Molti sono gli artisti che hanno visitato l’Altra parte, scendendo nel
regno delle ombre e di incubi naturali o provocati. Kafka frequentò quei luoghi
coscientemente, mascherando i suoi spettrali andirivieni nell’abitazione dell’assurdo
fingendo di fare, di giorno, l’impiegato in una compagnia di assicurazioni.

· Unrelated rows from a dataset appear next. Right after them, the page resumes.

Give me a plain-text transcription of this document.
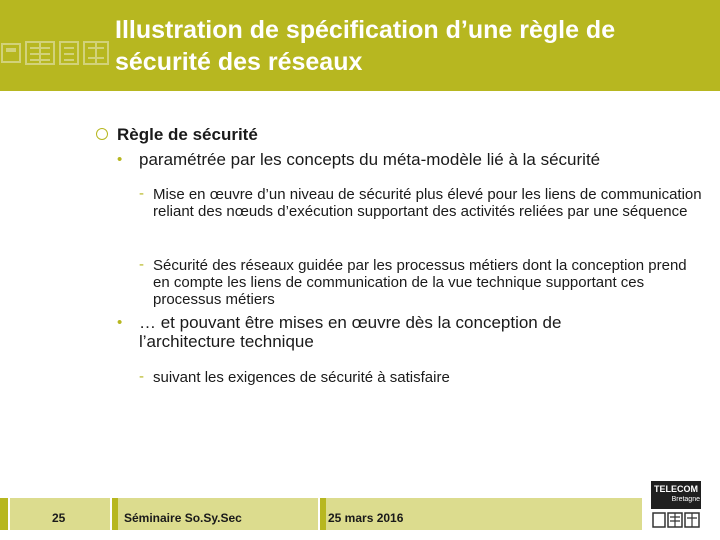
Illustration de spécification d’une règle de sécurité des réseaux
Règle de sécurité
• paramétrée par les concepts du méta-modèle lié à la sécurité
- Mise en œuvre d’un niveau de sécurité plus élevé pour les liens de communication reliant des nœuds d’exécution supportant des activités reliées par une séquence
- Sécurité des réseaux guidée par les processus métiers dont la conception prend en compte les liens de communication de la vue technique supportant ces processus métiers
• … et pouvant être mises en œuvre dès la conception de l’architecture technique
- suivant les exigences de sécurité à satisfaire
25	Séminaire So.Sy.Sec	25 mars 2016
TELECOM
Bretagne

Alfred Kubin trovò da solo il condotto che reca a Perla, città artificiale
fatta di avanzi del passato e immersa in un perenne grigiore nella quale si
muove un popolo prigioniero di un incantamento che assomiglia alla più nera
nevrastenia. Altri, per varcare il confine, usarono mezzi più spicci:
Savonarola il laudano mescolato alla mirra e alla ruta per l’entusiasmo dei
mistici; Barbey d’Aurevilly l’etere e l’acqua di colonia per i suoi viaggi
estetizzanti; e poi la morfina di Stevenson e Nietzsche, il peyote di Artaud, la
mescalina di Michaux, che egli chiamò il suo "miserabile miracolo"; l’acido
lisergico di Kerouac, Burroughs e compagni. E altri ancora, da sempre e nel
futuro, credo.
Il regno delle ombre attira gli scrittori che hanno il privilegio di farne
cronaca di viaggio ad uso di chi è restato da "questa parte", ma si
può anche visitare l’Altra parte per caso: per un incidente, per ciò che si
chiama malattia. Un grumo di sangue nel cervello, per esempio. Inaspettato e non
voluto hacker che manda in tilt il nostro sistema di decifrazione e ci introduce
nel suo rovescio. Come se dallo schermo del nostro fedele computer fossimo
proiettati all’improvviso nei misteriosi circuiti che lo guidano, come se ci
trovassimo immersi nella liquidità dei cristalli che di solito,
servizievolmente, si aggregano per noi in cifre e parole. O come se un tappeto,
del quale stiamo ammirando i mirabili disegni geometrici, improvvisamente ci
girasse le spalle e ci mostrasse i labirinti di fili e di nodi che producono i
suoi disegni. La geometria consueta si è liquefatta: siamo dall’Altra parte.